No pain, no gain! O princípio é suportar a dor e a sabedoria, ou sacação, ou intuição é saber quando uma dor precisa ser respeitada e considerada um limitante ao treinamento para que não se instale uma lesão pior.
Quando a lesão pior acontece, não há muito mais o que fazer exceto dedicar-se o melhor possível ao tratamento para recuperação. As respostas emocionais dos atletas às lesões são dramáticas e, por experiência, observação e algumas indicações da literatura internacional, parecem estar relacionadas com maturidade (idade e tempo de experiência com o esporte).
A lesão é um inimigo maior, é algo que tira do atleta aquilo que ele mais se dedica a conquistar: controle e domínio sobre seu corpo. De repente, algo mais forte se instala na vida dele e o submete a limites que ele havia superado. Restrição a movimentos, velocidades, amplitudes… Restrição ao treino e, em casos mais azarados, perda da chance de vitória em competições.
Respostas comuns são a negação (“denial”), o que em geral faz com que o quadro se agrave. É tão insuportável ao atleta enfrentar a realidade de que ele está lesionado, não vai competir ou não pode treinar que ele ignora a lesão. Outras respostas comuns são a raiva, a ansiedade e, finalmente, a depressão.

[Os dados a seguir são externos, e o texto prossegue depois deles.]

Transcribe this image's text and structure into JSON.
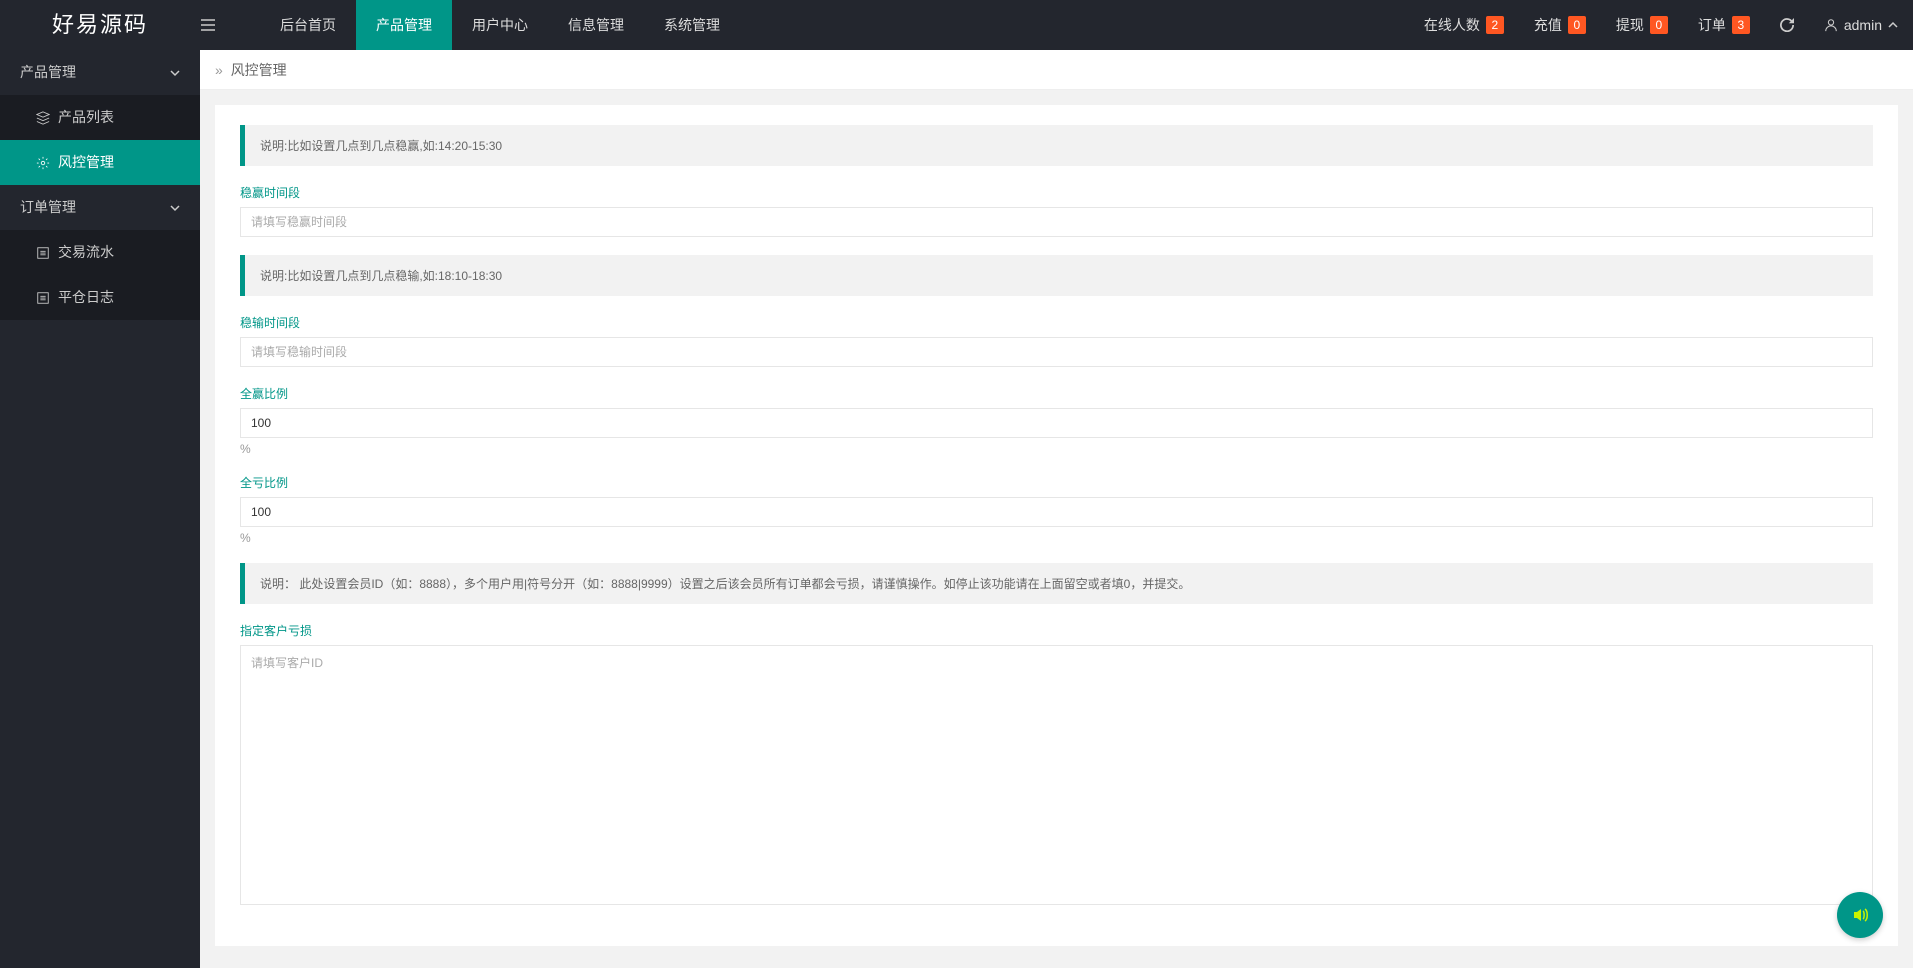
{
  "logo": "好易源码",
  "topNav": {
    "home": "后台首页",
    "product": "产品管理",
    "user": "用户中心",
    "info": "信息管理",
    "system": "系统管理"
  },
  "headerRight": {
    "online": {
      "label": "在线人数",
      "count": "2"
    },
    "recharge": {
      "label": "充值",
      "count": "0"
    },
    "withdraw": {
      "label": "提现",
      "count": "0"
    },
    "order": {
      "label": "订单",
      "count": "3"
    },
    "username": "admin"
  },
  "sidebar": {
    "productMgmt": "产品管理",
    "productList": "产品列表",
    "riskMgmt": "风控管理",
    "orderMgmt": "订单管理",
    "tradeFlow": "交易流水",
    "closeLog": "平仓日志"
  },
  "breadcrumb": {
    "title": "风控管理"
  },
  "form": {
    "note1": "说明:比如设置几点到几点稳赢,如:14:20-15:30",
    "winPeriod": {
      "label": "稳赢时间段",
      "placeholder": "请填写稳赢时间段",
      "value": ""
    },
    "note2": "说明:比如设置几点到几点稳输,如:18:10-18:30",
    "losePeriod": {
      "label": "稳输时间段",
      "placeholder": "请填写稳输时间段",
      "value": ""
    },
    "winRatio": {
      "label": "全赢比例",
      "value": "100",
      "hint": "%"
    },
    "loseRatio": {
      "label": "全亏比例",
      "value": "100",
      "hint": "%"
    },
    "note3": "说明： 此处设置会员ID（如：8888），多个用户用|符号分开（如：8888|9999）设置之后该会员所有订单都会亏损，请谨慎操作。如停止该功能请在上面留空或者填0，并提交。",
    "customerLoss": {
      "label": "指定客户亏损",
      "placeholder": "请填写客户ID",
      "value": ""
    }
  }
}
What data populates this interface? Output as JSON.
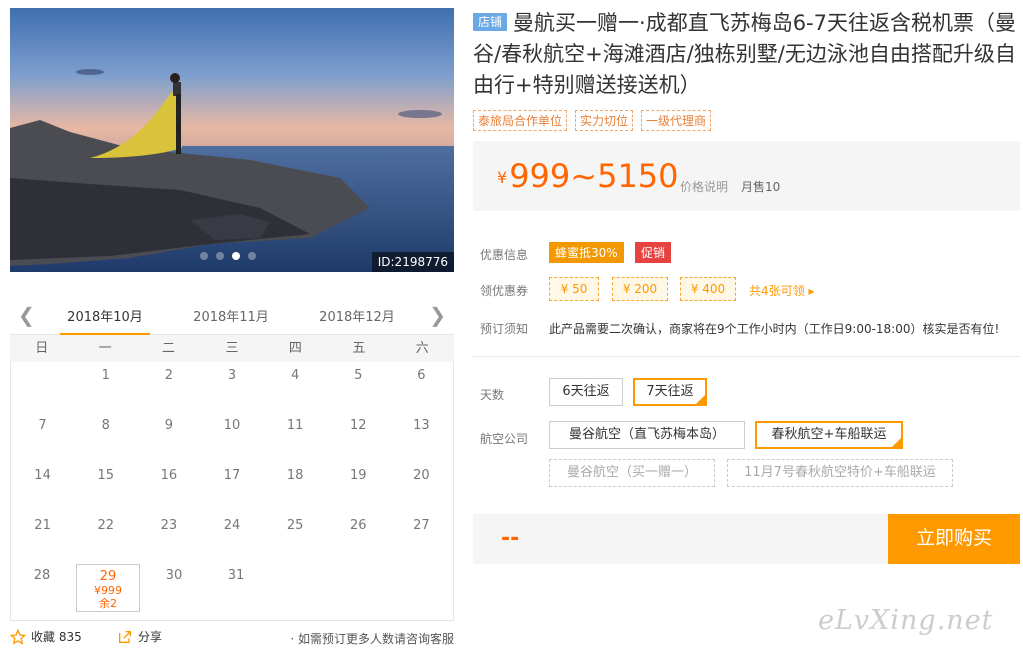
{
  "hero": {
    "image_id": "ID:2198776",
    "slide_count": 4,
    "active_slide": 2
  },
  "calendar": {
    "months": [
      "2018年10月",
      "2018年11月",
      "2018年12月"
    ],
    "active_month": 0,
    "weekdays": [
      "日",
      "一",
      "二",
      "三",
      "四",
      "五",
      "六"
    ],
    "rows": [
      [
        "",
        "1",
        "2",
        "3",
        "4",
        "5",
        "6"
      ],
      [
        "7",
        "8",
        "9",
        "10",
        "11",
        "12",
        "13"
      ],
      [
        "14",
        "15",
        "16",
        "17",
        "18",
        "19",
        "20"
      ],
      [
        "21",
        "22",
        "23",
        "24",
        "25",
        "26",
        "27"
      ],
      [
        "28",
        "29",
        "30",
        "31",
        "",
        "",
        ""
      ]
    ],
    "selected": {
      "day": "29",
      "price": "¥999",
      "remaining": "余2"
    }
  },
  "footer_left": {
    "favorite_label": "收藏 835",
    "share_label": "分享",
    "consult_note": "· 如需预订更多人数请咨询客服"
  },
  "product": {
    "store_tag": "店铺",
    "title": "曼航买一赠一·成都直飞苏梅岛6-7天往返含税机票（曼谷/春秋航空+海滩酒店/独栋别墅/无边泳池自由搭配升级自由行+特别赠送接送机）",
    "badges": [
      "泰旅局合作单位",
      "实力切位",
      "一级代理商"
    ]
  },
  "price": {
    "currency": "¥",
    "range": "999~5150",
    "explain": "价格说明",
    "sales": "月售10"
  },
  "promo": {
    "label": "优惠信息",
    "tags": [
      {
        "text": "蜂蜜抵30%",
        "color": "#f39800"
      },
      {
        "text": "促销",
        "color": "#e64340"
      }
    ]
  },
  "coupons": {
    "label": "领优惠券",
    "items": [
      "¥ 50",
      "¥ 200",
      "¥ 400"
    ],
    "more": "共4张可领 ▸"
  },
  "booking": {
    "label": "预订须知",
    "text": "此产品需要二次确认，商家将在9个工作小时内（工作日9:00-18:00）核实是否有位!"
  },
  "days": {
    "label": "天数",
    "options": [
      "6天往返",
      "7天往返"
    ],
    "selected": 1
  },
  "airline": {
    "label": "航空公司",
    "options": [
      "曼谷航空（直飞苏梅本岛）",
      "春秋航空+车船联运"
    ],
    "selected": 1,
    "disabled": [
      "曼谷航空（买一赠一）",
      "11月7号春秋航空特价+车船联运"
    ]
  },
  "purchase": {
    "total": "--",
    "buy_label": "立即购买"
  },
  "watermark": "eLvXing.net",
  "colors": {
    "accent": "#f90",
    "price": "#f60",
    "store_tag": "#6aa8e6"
  }
}
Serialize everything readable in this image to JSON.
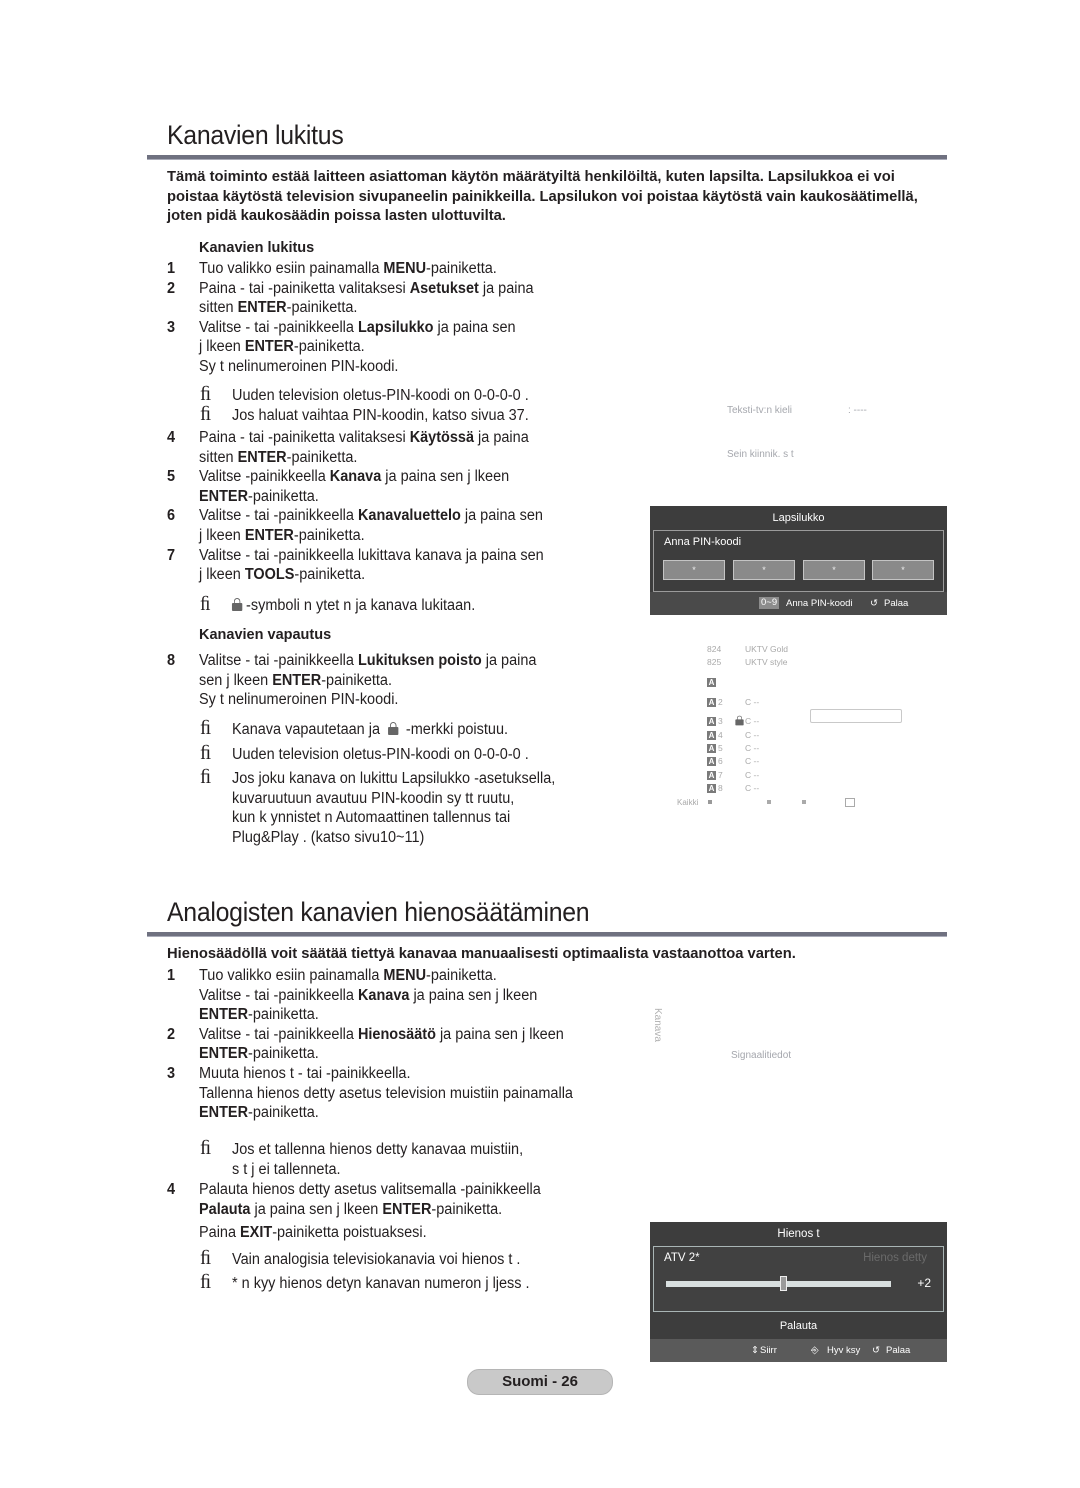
{
  "section1": {
    "title": "Kanavien lukitus",
    "intro": "Tämä toiminto estää laitteen asiattoman käytön määrätyiltä henkilöiltä, kuten lapsilta. Lapsilukkoa ei voi poistaa käytöstä television sivupaneelin painikkeilla. Lapsilukon voi poistaa käytöstä vain kaukosäätimellä, joten pidä kaukosäädin poissa lasten ulottuvilta.",
    "subheading_lock": "Kanavien lukitus",
    "steps": [
      {
        "num": "1",
        "lines": [
          [
            "Tuo valikko esiin painamalla ",
            {
              "b": "MENU"
            },
            "-painiketta."
          ]
        ]
      },
      {
        "num": "2",
        "lines": [
          [
            "Paina  - tai  -painiketta valitaksesi      ",
            {
              "b": "Asetukset"
            },
            " ja paina"
          ],
          [
            "sitten ",
            {
              "b": "ENTER"
            },
            "-painiketta."
          ]
        ]
      },
      {
        "num": "3",
        "lines": [
          [
            "Valitse  - tai  -painikkeella      ",
            {
              "b": "Lapsilukko"
            },
            " ja paina sen"
          ],
          [
            "j lkeen  ",
            {
              "b": "ENTER"
            },
            "-painiketta."
          ],
          [
            "Sy t  nelinumeroinen PIN-koodi."
          ]
        ]
      },
      {
        "num": "4",
        "lines": [
          [
            "Paina  - tai  -painiketta valitaksesi      ",
            {
              "b": "Käytössä"
            },
            " ja paina"
          ],
          [
            "sitten ",
            {
              "b": "ENTER"
            },
            "-painiketta."
          ]
        ]
      },
      {
        "num": "5",
        "lines": [
          [
            "Valitse  -painikkeella   ",
            {
              "b": "Kanava"
            },
            " ja paina sen j lkeen"
          ],
          [
            {
              "b": "ENTER"
            },
            "-painiketta."
          ]
        ]
      },
      {
        "num": "6",
        "lines": [
          [
            "Valitse  - tai  -painikkeella      ",
            {
              "b": "Kanavaluettelo"
            },
            " ja paina sen"
          ],
          [
            "j lkeen  ",
            {
              "b": "ENTER"
            },
            "-painiketta."
          ]
        ]
      },
      {
        "num": "7",
        "lines": [
          [
            "Valitse  - tai  -painikkeella lukittava kanava ja paina sen"
          ],
          [
            "j lkeen  ",
            {
              "b": "TOOLS"
            },
            "-painiketta."
          ]
        ]
      }
    ],
    "notes_after_3": [
      "Uuden television oletus-PIN-koodi on  0-0-0-0 .",
      "Jos haluat vaihtaa PIN-koodin, katso sivua 37."
    ],
    "note_after_7": "-symboli n ytet  n ja kanava lukitaan.",
    "subheading_unlock": "Kanavien vapautus",
    "step8": {
      "num": "8",
      "lines": [
        [
          "Valitse  - tai  -painikkeella      ",
          {
            "b": "Lukituksen poisto"
          },
          " ja paina"
        ],
        [
          "sen j lkeen  ",
          {
            "b": "ENTER"
          },
          "-painiketta."
        ],
        [
          "Sy t  nelinumeroinen PIN-koodi."
        ]
      ]
    },
    "notes_after_8": [
      {
        "pre": "Kanava vapautetaan ja ",
        "post": " -merkki poistuu."
      },
      {
        "text": "Uuden television oletus-PIN-koodi on  0-0-0-0 ."
      },
      {
        "lines": [
          "Jos joku kanava on lukittu  Lapsilukko -asetuksella,",
          "kuvaruutuun avautuu PIN-koodin sy tt ruutu,",
          "kun k ynnistet  n  Automaattinen tallennus  tai",
          " Plug&Play . (katso sivu10~11)"
        ]
      }
    ],
    "note_mark": "ﬁ"
  },
  "osd_setup": {
    "teletext_label": "Teksti-tv:n kieli",
    "teletext_value": ": ----",
    "wall_mount_label": "Sein kiinnik. s  t"
  },
  "osd_pin": {
    "title": "Lapsilukko",
    "prompt": "Anna PIN-koodi",
    "digits": [
      "*",
      "*",
      "*",
      "*"
    ],
    "hint_key": "0~9",
    "hint_label": "Anna PIN-koodi",
    "return_label": "Palaa"
  },
  "osd_channel_list": {
    "rows_top": [
      {
        "num": "824",
        "name": "UKTV Gold"
      },
      {
        "num": "825",
        "name": "UKTV style"
      }
    ],
    "rows": [
      {
        "badge": "A",
        "num": "2",
        "name": "C --",
        "locked": false
      },
      {
        "badge": "A",
        "num": "3",
        "name": "C --",
        "locked": true
      },
      {
        "badge": "A",
        "num": "4",
        "name": "C --",
        "locked": false
      },
      {
        "badge": "A",
        "num": "5",
        "name": "C --",
        "locked": false
      },
      {
        "badge": "A",
        "num": "6",
        "name": "C --",
        "locked": false
      },
      {
        "badge": "A",
        "num": "7",
        "name": "C --",
        "locked": false
      },
      {
        "badge": "A",
        "num": "8",
        "name": "C --",
        "locked": false
      }
    ],
    "all_label": "Kaikki",
    "badge_solo": "A"
  },
  "section2": {
    "title": "Analogisten kanavien hienosäätäminen",
    "intro": "Hienosäädöllä voit säätää tiettyä kanavaa manuaalisesti optimaalista vastaanottoa varten.",
    "steps": [
      {
        "num": "1",
        "lines": [
          [
            "Tuo valikko esiin painamalla ",
            {
              "b": "MENU"
            },
            "-painiketta."
          ],
          [
            "Valitse  - tai  -painikkeella      ",
            {
              "b": "Kanava"
            },
            " ja paina sen j lkeen"
          ],
          [
            {
              "b": "ENTER"
            },
            "-painiketta."
          ]
        ]
      },
      {
        "num": "2",
        "lines": [
          [
            "Valitse  - tai  -painikkeella      ",
            {
              "b": "Hienosäätö"
            },
            " ja paina sen j lkeen"
          ],
          [
            {
              "b": "ENTER"
            },
            "-painiketta."
          ]
        ]
      },
      {
        "num": "3",
        "lines": [
          [
            "Muuta hienos  t    - tai  -painikkeella."
          ],
          [
            "Tallenna hienos  detty asetus television muistiin painamalla"
          ],
          [
            {
              "b": "ENTER"
            },
            "-painiketta."
          ]
        ]
      },
      {
        "num": "4",
        "lines": [
          [
            "Palauta hienos  detty asetus valitsemalla  -painikkeella"
          ],
          [
            {
              "b": "Palauta"
            },
            " ja paina sen j lkeen  ",
            {
              "b": "ENTER"
            },
            "-painiketta."
          ]
        ]
      }
    ],
    "note_after_3": [
      "Jos et tallenna hienos  detty  kanavaa muistiin,",
      "s  t j  ei tallenneta."
    ],
    "exit_line": [
      [
        "Paina ",
        {
          "b": "EXIT"
        },
        "-painiketta poistuaksesi."
      ]
    ],
    "notes_end": [
      "Vain analogisia televisiokanavia voi hienos  t  .",
      " *   n kyy hienos  detyn kanavan numeron j ljess ."
    ]
  },
  "osd_channel_menu": {
    "side_label": "Kanava",
    "signal_label": "Signaalitiedot"
  },
  "osd_finetune": {
    "title": "Hienos  t",
    "channel": "ATV 2*",
    "status": "Hienos  detty",
    "value_label": "+2",
    "value": 2,
    "range": [
      -50,
      50
    ],
    "reset_label": "Palauta",
    "move_label": "Siirr",
    "enter_label": "Hyv ksy",
    "return_label": "Palaa"
  },
  "footer": {
    "page_label": "Suomi - 26"
  }
}
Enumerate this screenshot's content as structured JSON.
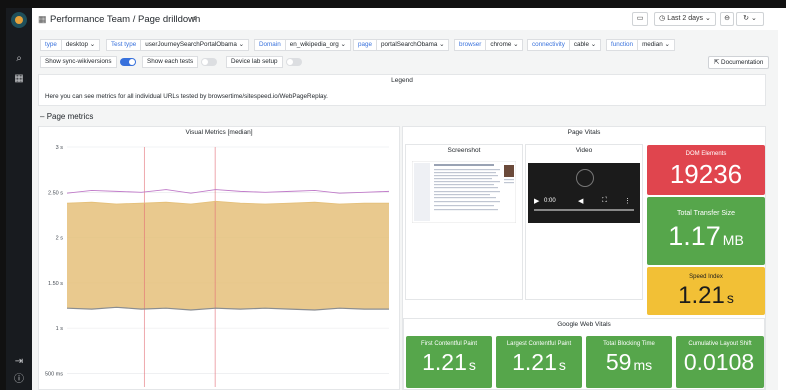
{
  "header": {
    "title": "Performance Team / Page drilldown",
    "time_range": "Last 2 days"
  },
  "variables": [
    {
      "label": "type",
      "value": "desktop"
    },
    {
      "label": "Test type",
      "value": "userJourneySearchPortalObama"
    },
    {
      "label": "Domain",
      "value": "en_wikipedia_org"
    },
    {
      "label": "page",
      "value": "portalSearchObama"
    },
    {
      "label": "browser",
      "value": "chrome"
    },
    {
      "label": "connectivity",
      "value": "cable"
    },
    {
      "label": "function",
      "value": "median"
    }
  ],
  "toggles": [
    {
      "label": "Show sync-wikiversions",
      "on": true
    },
    {
      "label": "Show each tests",
      "on": false
    },
    {
      "label": "Device lab setup",
      "on": false
    }
  ],
  "documentation_label": "Documentation",
  "legend": {
    "title": "Legend",
    "text": "Here you can see metrics for all individual URLs tested by browsertime/sitespeed.io/WebPageReplay."
  },
  "row_title": "Page metrics",
  "visual_metrics": {
    "title": "Visual Metrics [median]"
  },
  "page_vitals": {
    "title": "Page Vitals",
    "screenshot_title": "Screenshot",
    "video_title": "Video",
    "video_time": "0:00"
  },
  "stats": {
    "dom_elements": {
      "title": "DOM Elements",
      "value": "19236",
      "unit": ""
    },
    "transfer_size": {
      "title": "Total Transfer Size",
      "value": "1.17",
      "unit": "MB"
    },
    "speed_index": {
      "title": "Speed Index",
      "value": "1.21",
      "unit": "s"
    }
  },
  "google_web_vitals": {
    "title": "Google Web Vitals",
    "items": [
      {
        "title": "First Contentful Paint",
        "value": "1.21",
        "unit": "s"
      },
      {
        "title": "Largest Contentful Paint",
        "value": "1.21",
        "unit": "s"
      },
      {
        "title": "Total Blocking Time",
        "value": "59",
        "unit": "ms"
      },
      {
        "title": "Cumulative Layout Shift",
        "value": "0.0108",
        "unit": ""
      }
    ]
  },
  "colors": {
    "green": "#56a64b",
    "red": "#e0454e",
    "yellow": "#f2c036",
    "accent": "#3871dc"
  },
  "chart_data": {
    "type": "area",
    "title": "Visual Metrics [median]",
    "y_ticks": [
      "3 s",
      "2.50 s",
      "2 s",
      "1.50 s",
      "1 s",
      "500 ms"
    ],
    "ylim": [
      0.35,
      3
    ],
    "grid": true,
    "series": [
      {
        "color": "#c07bc9",
        "values": [
          2.49,
          2.52,
          2.51,
          2.5,
          2.53,
          2.49,
          2.53,
          2.51,
          2.5,
          2.51,
          2.52,
          2.49,
          2.5,
          2.51
        ]
      },
      {
        "color": "#e5c07a",
        "values": [
          2.38,
          2.39,
          2.37,
          2.38,
          2.39,
          2.37,
          2.4,
          2.38,
          2.37,
          2.38,
          2.39,
          2.37,
          2.38,
          2.38
        ]
      },
      {
        "color": "#8a8d91",
        "values": [
          1.22,
          1.21,
          1.23,
          1.21,
          1.22,
          1.2,
          1.22,
          1.21,
          1.22,
          1.21,
          1.2,
          1.22,
          1.21,
          1.21
        ]
      }
    ]
  }
}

Lembro-me da minha primeira lesão grave. Foi uma estranha lesão no músculo da mão direita, quando eu me preparava para o campeonato brasileiro de esgrima. Já contei essa história em vários lugares, mas não como me senti. Eu era a favorita para ganhar o título e estava num ritmo muito intenso de treinamento. Meu treinador, Mestre Ângelo Pio Buonafina, se dedicava muito à minha preparação. Não existiam finais de semana nem feriados – treinava todos os dias, muitas horas. Quando o primeiro ortopedista examinou minha mão, disse que poderia se tratar de um tumor e que eu deveria parar de treinar. O campeonato estava perdido. Chorei desesperadamente. Aquele diagnóstico mudou meu mundo e minha identidade. Quem era eu, afinal? O chão sumiu debaixo dos meus pés. Meu treinador passou a me treinar como canhota, para me confortar, no mínimo para restaurar em mim a identidade de atleta. Mas todos nós sabíamos que não se transforma uma atleta dextra numa campeã canhota.
Eventualmente, achamos uma solução que me possibilitou retomar o treinamento, ganhar o campeonato, e continuar sendo quem eu achava que era: uma infiltração de cortisona no músculo, que suprimiu os espasmos mas depois da qual nunca mais pude lutar sem o auxilio de uma correia que prendesse o punho da arma ao meu braço.
Depois disso, tive muitas outras lesões, distensões, contraturas, cirurgias nos joelhos e hoje mais ou menos lido bem com elas todas. Nunca, em hipótese alguma, respeitei os prazos de repouso prescritos por médicos. Atualmente, já abro o jogo e digo que repouso de uma semana é inaceitável e mostro como é a minha realidade. Boa parte dos médicos é simpática a atletas como eu e acaba muito honestamente apontando os limites reais e procurando alternativas para contornar os limites impostos pela lesão.
No fundo, as dores e lesões são os momentos de enfrentamento do atleta com seus limites, aqueles que sua identidade faz com que encare como desafios a superar, sempre.